O nono álbum de inéditas de Chico César, O Amor é um Ato Revolucionário, é um manifesto de um artista fértil, inquieto com a realidade, e tradutor inspirado da luta e do amor.


O cantor e compositor paraibano acaba de lançar um trabalho desconcertante. Todas as 13 faixas são de sua autoria (letras e melodias). Algumas canções já haviam sido divulgadas nas redes sociais do artista. Parte das composições têm forte acento político-social.


Senti necessidade, a partir de 2015, com as tintas do fascismo presentes no dia a dia da política e nas ruas do País, de comentar e expressar em música meu sentimento e minha visão desse momento”, afirma Chico César.


Essas canções trazem minha crítica esperançosa de superação. Penso que o momento é de enfrentamento, sim. No terreno das ideias, no campo parlamentar e jurídico, mas o mais importante é que o campo progressista e popular não se deixe acuar e ocupe as ruas. Acuados devem ficar os fascistas, sem direito a voz, pois muitos de seus porta-vozes, inclusive, estão mudando de campo.”
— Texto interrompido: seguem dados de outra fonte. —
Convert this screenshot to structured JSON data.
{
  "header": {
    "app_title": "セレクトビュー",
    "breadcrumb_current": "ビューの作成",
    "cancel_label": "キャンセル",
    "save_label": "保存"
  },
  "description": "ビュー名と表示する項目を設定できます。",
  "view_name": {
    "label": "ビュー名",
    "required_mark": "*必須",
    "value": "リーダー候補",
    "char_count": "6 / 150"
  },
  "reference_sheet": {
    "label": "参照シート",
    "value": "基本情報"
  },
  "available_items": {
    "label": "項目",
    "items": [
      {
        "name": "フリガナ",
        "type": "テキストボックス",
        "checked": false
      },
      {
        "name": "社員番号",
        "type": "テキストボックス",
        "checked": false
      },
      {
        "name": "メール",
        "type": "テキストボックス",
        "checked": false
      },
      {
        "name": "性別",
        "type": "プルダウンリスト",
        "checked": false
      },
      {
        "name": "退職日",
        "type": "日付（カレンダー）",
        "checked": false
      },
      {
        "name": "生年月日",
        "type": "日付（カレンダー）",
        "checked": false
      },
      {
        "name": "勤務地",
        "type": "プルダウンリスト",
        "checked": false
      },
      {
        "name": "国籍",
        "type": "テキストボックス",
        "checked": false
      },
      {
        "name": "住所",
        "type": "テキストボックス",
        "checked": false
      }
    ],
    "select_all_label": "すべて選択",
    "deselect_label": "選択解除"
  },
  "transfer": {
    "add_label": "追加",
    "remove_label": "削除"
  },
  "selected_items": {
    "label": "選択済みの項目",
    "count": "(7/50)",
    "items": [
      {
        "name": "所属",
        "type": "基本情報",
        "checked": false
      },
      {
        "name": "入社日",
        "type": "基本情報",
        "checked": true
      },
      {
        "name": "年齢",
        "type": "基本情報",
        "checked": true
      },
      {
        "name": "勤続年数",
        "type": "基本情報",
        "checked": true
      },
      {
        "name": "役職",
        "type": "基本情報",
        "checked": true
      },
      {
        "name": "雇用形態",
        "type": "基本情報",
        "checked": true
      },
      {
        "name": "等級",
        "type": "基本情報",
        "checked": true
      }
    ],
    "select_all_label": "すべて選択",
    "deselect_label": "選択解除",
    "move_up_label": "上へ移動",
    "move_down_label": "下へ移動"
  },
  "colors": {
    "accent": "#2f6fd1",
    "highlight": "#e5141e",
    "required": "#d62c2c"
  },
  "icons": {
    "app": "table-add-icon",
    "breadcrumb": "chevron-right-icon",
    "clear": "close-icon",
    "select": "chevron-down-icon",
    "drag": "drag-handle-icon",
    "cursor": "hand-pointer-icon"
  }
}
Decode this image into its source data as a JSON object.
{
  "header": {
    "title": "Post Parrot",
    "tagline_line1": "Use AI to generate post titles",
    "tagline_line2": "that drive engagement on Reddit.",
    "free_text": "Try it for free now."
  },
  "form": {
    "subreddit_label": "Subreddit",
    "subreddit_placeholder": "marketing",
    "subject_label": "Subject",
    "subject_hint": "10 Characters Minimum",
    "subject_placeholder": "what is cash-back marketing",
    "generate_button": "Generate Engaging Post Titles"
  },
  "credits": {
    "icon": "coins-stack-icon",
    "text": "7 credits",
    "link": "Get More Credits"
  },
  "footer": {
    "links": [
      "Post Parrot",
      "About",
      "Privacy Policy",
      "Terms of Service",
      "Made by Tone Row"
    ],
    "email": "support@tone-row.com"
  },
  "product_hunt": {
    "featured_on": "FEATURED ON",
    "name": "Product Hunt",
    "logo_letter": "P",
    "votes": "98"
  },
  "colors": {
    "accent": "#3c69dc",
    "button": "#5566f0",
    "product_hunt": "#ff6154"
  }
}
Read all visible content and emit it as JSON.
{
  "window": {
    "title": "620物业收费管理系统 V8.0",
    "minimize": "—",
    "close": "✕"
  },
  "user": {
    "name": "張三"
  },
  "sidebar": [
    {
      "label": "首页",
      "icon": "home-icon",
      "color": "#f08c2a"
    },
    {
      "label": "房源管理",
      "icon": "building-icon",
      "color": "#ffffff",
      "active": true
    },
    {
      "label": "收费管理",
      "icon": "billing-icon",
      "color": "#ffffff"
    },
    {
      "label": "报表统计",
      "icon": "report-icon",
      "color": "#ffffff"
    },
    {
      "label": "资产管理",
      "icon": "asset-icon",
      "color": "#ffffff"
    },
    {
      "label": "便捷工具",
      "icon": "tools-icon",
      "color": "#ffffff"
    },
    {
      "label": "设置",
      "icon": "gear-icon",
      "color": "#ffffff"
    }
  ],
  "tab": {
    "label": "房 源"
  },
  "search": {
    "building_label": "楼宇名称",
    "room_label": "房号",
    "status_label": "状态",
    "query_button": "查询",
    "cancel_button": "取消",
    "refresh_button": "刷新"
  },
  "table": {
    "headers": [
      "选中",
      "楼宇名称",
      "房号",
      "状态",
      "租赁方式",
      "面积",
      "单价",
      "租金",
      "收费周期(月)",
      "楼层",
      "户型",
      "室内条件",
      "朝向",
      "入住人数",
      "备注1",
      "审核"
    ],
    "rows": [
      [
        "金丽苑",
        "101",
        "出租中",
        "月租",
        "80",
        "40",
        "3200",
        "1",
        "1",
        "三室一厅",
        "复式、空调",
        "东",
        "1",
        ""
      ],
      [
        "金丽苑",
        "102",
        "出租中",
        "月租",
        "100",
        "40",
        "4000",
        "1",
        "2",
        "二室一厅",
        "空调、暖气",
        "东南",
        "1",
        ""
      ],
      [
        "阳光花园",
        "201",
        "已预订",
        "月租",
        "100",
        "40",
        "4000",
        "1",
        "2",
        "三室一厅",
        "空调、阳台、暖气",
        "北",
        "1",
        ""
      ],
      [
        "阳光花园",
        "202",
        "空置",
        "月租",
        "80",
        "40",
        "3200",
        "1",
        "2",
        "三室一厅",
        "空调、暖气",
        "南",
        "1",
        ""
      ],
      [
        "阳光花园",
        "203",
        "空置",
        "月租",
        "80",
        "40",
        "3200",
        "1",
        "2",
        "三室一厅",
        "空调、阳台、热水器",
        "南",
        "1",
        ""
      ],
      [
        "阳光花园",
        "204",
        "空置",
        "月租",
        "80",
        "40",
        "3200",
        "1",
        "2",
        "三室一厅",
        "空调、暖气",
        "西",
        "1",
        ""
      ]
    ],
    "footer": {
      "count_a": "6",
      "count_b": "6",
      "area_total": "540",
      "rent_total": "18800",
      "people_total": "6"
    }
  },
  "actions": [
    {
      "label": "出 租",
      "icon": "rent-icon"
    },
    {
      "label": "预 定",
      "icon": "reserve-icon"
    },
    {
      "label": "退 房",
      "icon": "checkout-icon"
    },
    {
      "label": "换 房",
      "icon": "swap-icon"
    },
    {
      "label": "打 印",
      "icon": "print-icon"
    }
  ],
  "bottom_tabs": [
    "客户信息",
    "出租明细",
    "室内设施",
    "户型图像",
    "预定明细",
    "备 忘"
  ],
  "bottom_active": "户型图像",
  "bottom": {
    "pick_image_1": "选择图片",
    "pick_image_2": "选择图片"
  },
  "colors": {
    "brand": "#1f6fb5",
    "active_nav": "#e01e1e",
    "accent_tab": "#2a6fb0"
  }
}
Longas faixas musicais exaltam a liberdade


Mas não é só nas palavras que Chico César mostra vigor. O novo trabalho tem instrumentações densas, extensas e soltas. Em quatro músicas, a gravação passa de seis minutos.


Quis me sentir livre com os músicos, ao falar sobre liberdade. Por isso trouxemos esse espírito do fim dos anos 1960, que invade os anos 1970: improvisação, orientalismos, experimentalismo com coros e instrumentos, música sem pressa de entrar na caixinha para caber num tempo de rádio ou de ouvidos viciados nos três minutos e pouco que determinaram que as canções devem ter”.


A faixa-título O Amor É um Ato Revolucionário abre o álbum, com um longo solo do guitarrista paulistano Luiz Carlini, seguido de Minha Morena – as duas são canções de afeição.


Luzia Negra (com novo longo solo de guitarra, dessa vez do próprio Chico), que faz referência ao fóssil humano (Luzia) mais antigo do continente que enfrentou o incêndio do Museu Nacional, e As Negras exaltam a raça.


De Peito Aberto tem a participação da cantora Agnes Nunes, uma paraibana de 17 anos. Depois vem Lok Ok, Like e History. As quatro composições são encontros e desencontros nos tempos de internet.


Provocações ao sistema


A partir da nona faixa, o álbum exprime com clareza as aflições do artista, com exceção da música Mulhero, nome também de um show de Chico feito no ano passado.


O Homem Sob o Cobertor Puído chama a atenção daqueles que andam nas ruas sem olhar para o lado: “Você que vai ver ao concerto com seu fraque / Não vê o homem caído na onda do crack”.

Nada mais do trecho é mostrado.